“We’re seeing quite a few hedge funds on the [sidelines] on the macro environment,” she stated. “We don’t play politics, we’re into valuations so a lot of them are putting money on the side or taking smaller bets.”
Other fund managers see value in companies that, while based in markets other than the U.S and Europe, are still brisk business in the euro zone. Neel Kashkari, Pimco’s managing director, said Kia Motors was a good investment given a 25% jump in its European sales during the debt crisis.
Under normal circumstance, the U.K. would be considered a shelter from the storm buffeting the euro zone, given the way its economy has traditionally outperformed its European peers.
This time, the Anglo economy has problems of its own.
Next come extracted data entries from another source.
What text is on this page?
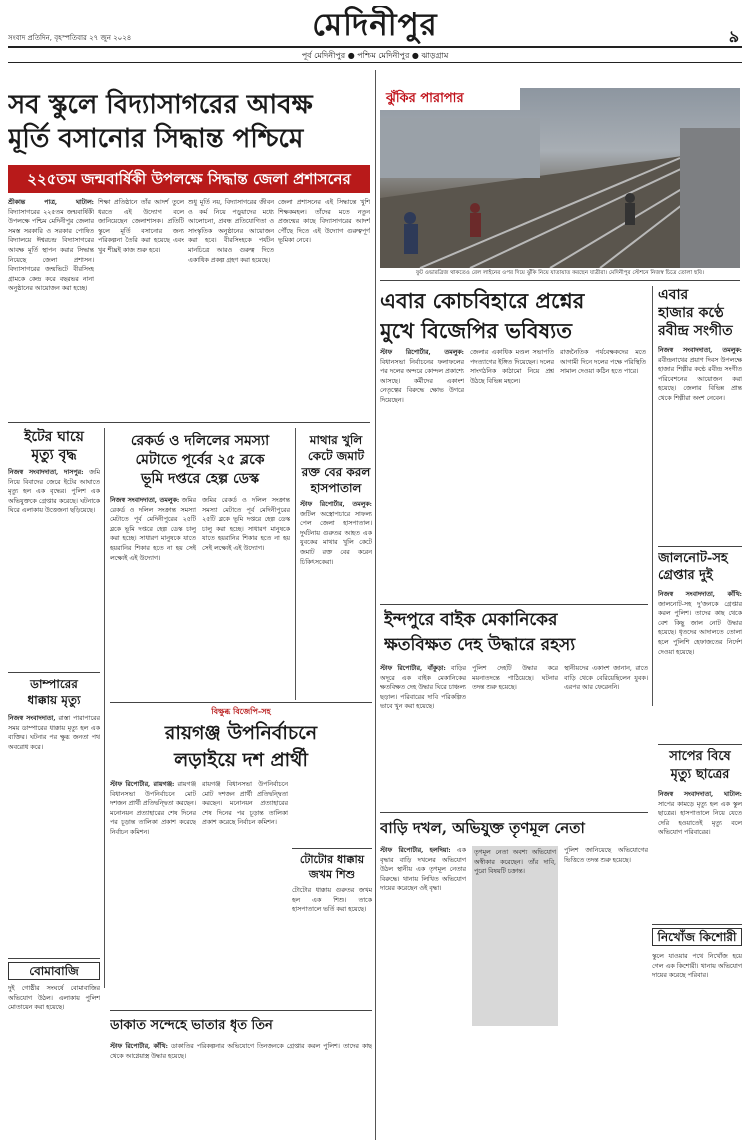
সংবাদ প্রতিদিন, বৃহস্পতিবার ২৭ জুন ২০২৪	মেদিনীপুর	৯
পূর্ব মেদিনীপুর ● পশ্চিম মেদিনীপুর ● ঝাড়গ্রাম
সব স্কুলে বিদ্যাসাগরের আবক্ষ
মূর্তি বসানোর সিদ্ধান্ত পশ্চিমে
২২৫তম জন্মবার্ষিকী উপলক্ষে সিদ্ধান্ত জেলা প্রশাসনের
শ্রীকান্ত পাত্র, ঘাটাল: বিদ্যাসাগরের ২২৫তম জন্মবার্ষিকী উপলক্ষে পশ্চিম মেদিনীপুর জেলার সমস্ত সরকারি ও সরকার পোষিত বিদ্যালয়ে ঈশ্বরচন্দ্র বিদ্যাসাগরের আবক্ষ মূর্তি স্থাপন করার সিদ্ধান্ত নিয়েছে জেলা প্রশাসন। বিদ্যাসাগরের জন্মভিটে বীরসিংহ গ্রামকে কেন্দ্র করে বছরভর নানা অনুষ্ঠানের আয়োজন করা হচ্ছে।
শিক্ষা প্রতিষ্ঠানে তাঁর আদর্শ তুলে ধরতে এই উদ্যোগ বলে জানিয়েছেন জেলাশাসক। প্রতিটি স্কুলে মূর্তি বসানোর জন্য পরিকল্পনা তৈরি করা হয়েছে এবং খুব শীঘ্রই কাজ শুরু হবে।
শুধু মূর্তি নয়, বিদ্যাসাগরের জীবন ও কর্ম নিয়ে পড়ুয়াদের মধ্যে আলোচনা, প্রবন্ধ প্রতিযোগিতা ও সাংস্কৃতিক অনুষ্ঠানের আয়োজন করা হবে। বীরসিংহকে পর্যটন মানচিত্রে আরও গুরুত্ব দিতে একাধিক প্রকল্প গ্রহণ করা হয়েছে।
জেলা প্রশাসনের এই সিদ্ধান্তে খুশি শিক্ষকমহল। তাঁদের মতে নতুন প্রজন্মের কাছে বিদ্যাসাগরের আদর্শ পৌঁছে দিতে এই উদ্যোগ গুরুত্বপূর্ণ ভূমিকা নেবে।
ঝুঁকির পারাপার
ফুট ওভারব্রিজ থাকতেও রেল লাইনের ওপর দিয়ে ঝুঁকি নিয়ে যাতায়াত করছেন যাত্রীরা। মেদিনীপুর স্টেশনে নিজস্ব চিত্রে তোলা ছবি।
এবার কোচবিহারে প্রশ্নের
মুখে বিজেপির ভবিষ্যত
স্টাফ রিপোর্টার, তমলুক: বিধানসভা নির্বাচনের ফলাফলের পর দলের অন্দরে কোন্দল প্রকাশ্যে আসছে। কর্মীদের একাংশ নেতৃত্বের বিরুদ্ধে ক্ষোভ উগরে দিয়েছেন।
জেলার একাধিক মণ্ডল সভাপতি পদত্যাগের ইঙ্গিত দিয়েছেন। দলের সাংগঠনিক কাঠামো নিয়ে প্রশ্ন উঠছে বিভিন্ন মহলে।
রাজনৈতিক পর্যবেক্ষকদের মতে আগামী দিনে দলের পক্ষে পরিস্থিতি সামাল দেওয়া কঠিন হতে পারে।
এবার
হাজার কণ্ঠে
রবীন্দ্র সংগীত
নিজস্ব সংবাদদাতা, তমলুক: রবীন্দ্রনাথের প্রয়াণ দিবস উপলক্ষে হাজার শিল্পীর কণ্ঠে রবীন্দ্র সংগীত পরিবেশনের আয়োজন করা হয়েছে। জেলার বিভিন্ন প্রান্ত থেকে শিল্পীরা অংশ নেবেন।
জালনোট-সহ
গ্রেপ্তার দুই
নিজস্ব সংবাদদাতা, কাঁথি: জালনোট-সহ দু'জনকে গ্রেপ্তার করল পুলিশ। তাদের কাছ থেকে বেশ কিছু জাল নোট উদ্ধার হয়েছে। ধৃতদের আদালতে তোলা হলে পুলিশি হেফাজতের নির্দেশ দেওয়া হয়েছে।
ইটের ঘায়ে
মৃত্যু বৃদ্ধ
নিজস্ব সংবাদদাতা, দাসপুর: জমি নিয়ে বিবাদের জেরে ইটের আঘাতে মৃত্যু হল এক বৃদ্ধের। পুলিশ এক অভিযুক্তকে গ্রেপ্তার করেছে। ঘটনাকে ঘিরে এলাকায় উত্তেজনা ছড়িয়েছে।
রেকর্ড ও দলিলের সমস্যা
মেটাতে পূর্বের ২৫ ব্লকে
ভূমি দপ্তরে হেল্প ডেস্ক
নিজস্ব সংবাদদাতা, তমলুক: জমির রেকর্ড ও দলিল সংক্রান্ত সমস্যা মেটাতে পূর্ব মেদিনীপুরের ২৫টি ব্লকে ভূমি দপ্তরে হেল্প ডেস্ক চালু করা হচ্ছে। সাধারণ মানুষকে যাতে হয়রানির শিকার হতে না হয় সেই লক্ষ্যেই এই উদ্যোগ।
জমির রেকর্ড ও দলিল সংক্রান্ত সমস্যা মেটাতে পূর্ব মেদিনীপুরের ২৫টি ব্লকে ভূমি দপ্তরে হেল্প ডেস্ক চালু করা হচ্ছে। সাধারণ মানুষকে যাতে হয়রানির শিকার হতে না হয় সেই লক্ষ্যেই এই উদ্যোগ।
মাথার খুলি
কেটে জমাট
রক্ত বের করল
হাসপাতাল
স্টাফ রিপোর্টার, তমলুক: জটিল অস্ত্রোপচারে সাফল্য পেল জেলা হাসপাতাল। দুর্ঘটনায় গুরুতর আহত এক যুবকের মাথার খুলি কেটে জমাট রক্ত বের করেন চিকিৎসকেরা।
ইন্দপুরে বাইক মেকানিকের
ক্ষতবিক্ষত দেহ উদ্ধারে রহস্য
স্টাফ রিপোর্টার, বাঁকুড়া: বাড়ির অদূরে এক বাইক মেকানিকের ক্ষতবিক্ষত দেহ উদ্ধার ঘিরে চাঞ্চল্য ছড়াল। পরিবারের দাবি পরিকল্পিত ভাবে খুন করা হয়েছে।
পুলিশ দেহটি উদ্ধার করে ময়নাতদন্তে পাঠিয়েছে। ঘটনার তদন্ত শুরু হয়েছে।
স্থানীয়দের একাংশ জানান, রাতে বাড়ি থেকে বেরিয়েছিলেন যুবক। এরপর আর ফেরেননি।
বিক্ষুব্ধ বিজেপি-সহ
রায়গঞ্জ উপনির্বাচনে
লড়াইয়ে দশ প্রার্থী
স্টাফ রিপোর্টার, রায়গঞ্জ: রায়গঞ্জ বিধানসভা উপনির্বাচনে মোট দশজন প্রার্থী প্রতিদ্বন্দ্বিতা করছেন। মনোনয়ন প্রত্যাহারের শেষ দিনের পর চূড়ান্ত তালিকা প্রকাশ করেছে নির্বাচন কমিশন।
রায়গঞ্জ বিধানসভা উপনির্বাচনে মোট দশজন প্রার্থী প্রতিদ্বন্দ্বিতা করছেন। মনোনয়ন প্রত্যাহারের শেষ দিনের পর চূড়ান্ত তালিকা প্রকাশ করেছে নির্বাচন কমিশন।
ডাম্পারের
ধাক্কায় মৃত্যু
নিজস্ব সংবাদদাতা, রাস্তা পারাপারের সময় ডাম্পারের ধাক্কায় মৃত্যু হল এক ব্যক্তির। ঘটনার পর ক্ষুব্ধ জনতা পথ অবরোধ করে।
টোটোর ধাক্কায়
জখম শিশু
টোটোর ধাক্কায় গুরুতর জখম হল এক শিশু। তাকে হাসপাতালে ভর্তি করা হয়েছে।
বাড়ি দখল, অভিযুক্ত তৃণমূল নেতা
স্টাফ রিপোর্টার, হলদিয়া: এক বৃদ্ধার বাড়ি দখলের অভিযোগ উঠল স্থানীয় এক তৃণমূল নেতার বিরুদ্ধে। থানায় লিখিত অভিযোগ দায়ের করেছেন ওই বৃদ্ধা।
তৃণমূল নেতা অবশ্য অভিযোগ অস্বীকার করেছেন। তাঁর দাবি, পুরো বিষয়টি চক্রান্ত।
পুলিশ জানিয়েছে অভিযোগের ভিত্তিতে তদন্ত শুরু হয়েছে।
সাপের বিষে
মৃত্যু ছাত্রের
নিজস্ব সংবাদদাতা, ঘাটাল: সাপের কামড়ে মৃত্যু হল এক স্কুল ছাত্রের। হাসপাতালে নিয়ে যেতে দেরি হওয়াতেই মৃত্যু বলে অভিযোগ পরিবারের।
বোমাবাজি
দুই গোষ্ঠীর সংঘর্ষে বোমাবাজির অভিযোগ উঠল। এলাকায় পুলিশ মোতায়েন করা হয়েছে।
ডাকাত সন্দেহে ভাতার ধৃত তিন
স্টাফ রিপোর্টার, কাঁথি: ডাকাতির পরিকল্পনার অভিযোগে তিনজনকে গ্রেপ্তার করল পুলিশ। তাদের কাছ থেকে আগ্নেয়াস্ত্র উদ্ধার হয়েছে।
নিখোঁজ কিশোরী
স্কুলে যাওয়ার পথে নিখোঁজ হয়ে গেল এক কিশোরী। থানায় অভিযোগ দায়ের করেছে পরিবার।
The woes dragging on the global economy have all but dampened Britain’s safe-haven status and curbed investors’ enthusiasm for British assets.
Late Thursday, global soccer icon Manchester United priced an initial public offering at $14 per share – well below the expected range of $16-20. Yet the fact that any company went public in the current environment could be an indication that companies are getting anxious on the sidelines.
And despite the disappointing price, Manchester CEO touted the club as a “growth story” that investors could buy into.
“What we’ve shown to investors on the road is that we are very much a growth story,” Gill told CNBC’s Squawk Box. “In the current economic climate we all face that’s a very positive thing, and people have bought into it.”
Correction: A previous version of this article misspelled Jane Buchan's name.